Recently, we loaded up the kids and headed to Houston for vacation, endeavoring to cram as much touristy fun into five days as was humanly possible. One of the places on our itinerary was the Museum of Fine Art. My husband and I have always enjoyed art museums, and our oldest is now a huge fan as well. But the five-year old… she’s along for the ride. It’s a lot of “Don’t touch the art” and “Don’t run” and “Shhhhhh,” but she’s learning. I tell myself that there is no other way for her to learn how to behave in and to appreciate art museums if she is not given the chance.
Our experience in the morning was very different from our experience in the afternoon. In the morning, we leisurely ambled through gallery after gallery, talking quietly about our favorite pieces and exhibits that piqued our curiosity. After a break for lunch (to refuel) and a trip to the children’s museum (to placate our children), we returned in the evening to finish the galleries we had missed. Only now we were all tired, our feet were sore, more people were there, and there was really loud music playing in the lobby. So while the girls and I took a restroom break, my husband breezed through the remaining rooms to tell us where to find the big-name artists (Picasso in the first room, back wall; Monet 2nd room, left side etc.) so the girls and I could hit the highlights as we cruised through the remainder of the museum.
That crazy day led to an interesting discussion: What is the best way to visit an art museum? I know I posted previously about the reason for benches in art museums. And truthfully, that is the way I prefer to visit — slowly, carefully, taking time to really see the art, to think about it, to be simply surrounded by beautiful works of art.

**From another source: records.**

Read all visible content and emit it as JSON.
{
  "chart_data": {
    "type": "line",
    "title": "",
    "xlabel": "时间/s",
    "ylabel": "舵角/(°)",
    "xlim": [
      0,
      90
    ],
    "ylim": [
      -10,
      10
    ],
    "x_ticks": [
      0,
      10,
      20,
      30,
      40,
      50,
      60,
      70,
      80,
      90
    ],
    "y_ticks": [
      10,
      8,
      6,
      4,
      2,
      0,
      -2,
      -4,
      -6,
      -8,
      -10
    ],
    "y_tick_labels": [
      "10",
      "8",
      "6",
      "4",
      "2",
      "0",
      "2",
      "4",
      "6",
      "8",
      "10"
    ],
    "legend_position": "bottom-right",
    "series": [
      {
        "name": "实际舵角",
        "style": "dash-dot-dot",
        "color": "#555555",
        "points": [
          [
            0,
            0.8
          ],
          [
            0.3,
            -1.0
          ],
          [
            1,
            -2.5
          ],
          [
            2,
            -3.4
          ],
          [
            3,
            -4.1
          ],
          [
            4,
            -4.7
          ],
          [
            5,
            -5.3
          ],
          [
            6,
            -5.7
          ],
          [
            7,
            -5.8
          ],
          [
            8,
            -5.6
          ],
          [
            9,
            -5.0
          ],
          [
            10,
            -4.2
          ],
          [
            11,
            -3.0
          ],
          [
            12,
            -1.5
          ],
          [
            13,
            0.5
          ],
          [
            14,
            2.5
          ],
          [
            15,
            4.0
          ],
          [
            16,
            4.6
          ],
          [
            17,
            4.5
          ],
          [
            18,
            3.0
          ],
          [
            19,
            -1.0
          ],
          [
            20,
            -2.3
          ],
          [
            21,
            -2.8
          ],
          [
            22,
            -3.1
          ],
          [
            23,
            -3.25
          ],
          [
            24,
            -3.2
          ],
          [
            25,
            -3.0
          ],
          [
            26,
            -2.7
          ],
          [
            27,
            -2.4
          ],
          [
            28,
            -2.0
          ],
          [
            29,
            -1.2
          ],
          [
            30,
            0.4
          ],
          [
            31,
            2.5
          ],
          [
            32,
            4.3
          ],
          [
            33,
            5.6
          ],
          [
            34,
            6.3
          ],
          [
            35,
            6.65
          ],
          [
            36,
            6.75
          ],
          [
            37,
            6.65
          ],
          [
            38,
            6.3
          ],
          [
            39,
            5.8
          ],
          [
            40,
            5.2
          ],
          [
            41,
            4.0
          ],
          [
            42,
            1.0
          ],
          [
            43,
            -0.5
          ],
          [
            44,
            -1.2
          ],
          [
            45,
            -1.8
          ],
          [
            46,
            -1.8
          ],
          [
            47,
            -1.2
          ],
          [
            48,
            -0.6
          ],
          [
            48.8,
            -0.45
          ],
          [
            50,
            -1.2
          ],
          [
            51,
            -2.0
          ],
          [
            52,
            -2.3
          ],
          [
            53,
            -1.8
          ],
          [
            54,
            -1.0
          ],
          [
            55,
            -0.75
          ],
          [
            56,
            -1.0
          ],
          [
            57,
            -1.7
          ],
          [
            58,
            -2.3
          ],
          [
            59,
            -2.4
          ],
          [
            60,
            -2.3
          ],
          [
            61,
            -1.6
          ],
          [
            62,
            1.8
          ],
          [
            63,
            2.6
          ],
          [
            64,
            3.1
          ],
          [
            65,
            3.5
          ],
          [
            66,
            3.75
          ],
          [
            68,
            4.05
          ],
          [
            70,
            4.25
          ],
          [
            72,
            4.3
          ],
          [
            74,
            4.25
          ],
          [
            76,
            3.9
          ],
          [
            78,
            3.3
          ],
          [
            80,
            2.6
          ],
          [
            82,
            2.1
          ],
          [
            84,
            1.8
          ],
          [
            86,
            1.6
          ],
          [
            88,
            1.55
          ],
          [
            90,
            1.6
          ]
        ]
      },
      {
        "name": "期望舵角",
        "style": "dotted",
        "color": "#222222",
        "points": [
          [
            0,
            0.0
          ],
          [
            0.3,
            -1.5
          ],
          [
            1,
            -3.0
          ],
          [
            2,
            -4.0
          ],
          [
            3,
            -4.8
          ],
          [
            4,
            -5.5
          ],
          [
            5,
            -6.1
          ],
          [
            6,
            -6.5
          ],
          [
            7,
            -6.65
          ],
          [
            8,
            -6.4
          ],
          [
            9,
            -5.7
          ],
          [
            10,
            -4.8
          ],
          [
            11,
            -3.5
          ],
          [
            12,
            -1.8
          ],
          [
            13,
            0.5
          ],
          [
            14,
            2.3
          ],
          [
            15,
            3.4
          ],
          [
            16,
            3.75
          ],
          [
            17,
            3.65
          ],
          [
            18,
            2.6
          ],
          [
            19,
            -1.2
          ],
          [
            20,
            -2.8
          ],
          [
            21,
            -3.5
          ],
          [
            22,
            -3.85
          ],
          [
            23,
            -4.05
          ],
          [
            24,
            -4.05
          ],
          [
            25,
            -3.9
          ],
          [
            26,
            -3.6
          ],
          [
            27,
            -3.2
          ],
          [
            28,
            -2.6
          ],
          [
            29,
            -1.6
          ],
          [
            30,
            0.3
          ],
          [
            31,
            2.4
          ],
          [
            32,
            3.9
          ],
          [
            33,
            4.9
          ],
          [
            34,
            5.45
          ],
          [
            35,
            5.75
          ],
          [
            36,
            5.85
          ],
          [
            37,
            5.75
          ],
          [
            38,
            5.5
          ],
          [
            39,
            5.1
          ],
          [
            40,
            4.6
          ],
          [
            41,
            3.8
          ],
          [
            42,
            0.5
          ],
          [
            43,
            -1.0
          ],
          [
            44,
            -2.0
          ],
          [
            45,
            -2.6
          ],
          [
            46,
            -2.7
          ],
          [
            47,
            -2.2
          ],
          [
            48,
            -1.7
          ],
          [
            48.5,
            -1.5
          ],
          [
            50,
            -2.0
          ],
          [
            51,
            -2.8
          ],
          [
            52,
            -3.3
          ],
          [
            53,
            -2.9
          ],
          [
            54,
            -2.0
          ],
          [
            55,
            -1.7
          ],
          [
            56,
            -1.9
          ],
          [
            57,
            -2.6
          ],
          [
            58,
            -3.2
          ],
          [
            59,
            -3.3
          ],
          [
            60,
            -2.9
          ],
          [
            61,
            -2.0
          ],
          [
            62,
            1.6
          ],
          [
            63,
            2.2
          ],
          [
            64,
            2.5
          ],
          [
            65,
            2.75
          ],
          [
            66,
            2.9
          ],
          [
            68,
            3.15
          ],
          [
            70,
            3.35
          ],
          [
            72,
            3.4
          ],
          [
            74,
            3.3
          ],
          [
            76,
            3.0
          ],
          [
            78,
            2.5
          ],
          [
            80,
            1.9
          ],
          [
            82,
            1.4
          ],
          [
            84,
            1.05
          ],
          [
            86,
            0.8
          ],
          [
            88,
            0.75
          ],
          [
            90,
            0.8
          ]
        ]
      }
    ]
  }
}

But what if my regular, everyday existence did not regularly have room for art? What if I had never been exposed to such works of beauty? What if I had been given only one hour to walk inside the doors of an art museum? Shouldn’t I try to fill my visual cup with as much art as I could? Would it be worth it to breeze through just to have that art imprinted in my visual memory? I think so.
My brain cannot process information it does not have. My mind cannot ponder in a vacuum. It needs fuel. We live in a world that is too often ugly or sterile. We work in dull cubicles; our conversations occur all-too-often through technology instead of face-to-face. Our children play video games instead of drawing pictures or building forts. And our minds and imaginations grow dull. How many five-year olds have never even been to an art museum? Did my daughter sit and meditate on the wonderful Pissarro landscapes we saw? No, and frankly I’m not sure she could tell you much about what we saw that day. But her eyes saw much that was beautiful that day, and it will shape the way she thinks and feels. While I did appreciate the beauty of individual works, I also benefited from swimming through that vast collection of art. The world of human creativity is much bigger than I am, and not everyone looks like me, thinks like me, creates like me. To focus on a single work of art is to focus on a single drop of rain. But sometimes I need to see the immensity of the ocean.
What about you?
Are you a stop-and-ponder, focus-on-one-work-at-a-time sort of person? Or do you tend to breeze through and let it all flood over you? I think we all need some measure of both. What do you think? What do you do when you visit an art museum? How do you enjoy experiencing art? How do you take in the beauty of this world, both that of the Divine Artist and the human artists made in His image?
Laura · June 16, 2016 at 2:15 pm
When I go to an art museum Michelle, I always come out feeling alive, brimming with an awe of how each of us sees the world differently but beautifully. I’m a stop and ponder girl and one image can stay with me for days. A painting, a museum experience, whisks me away to an imaginary place of color and expression and reflects how many ways we are made in His image.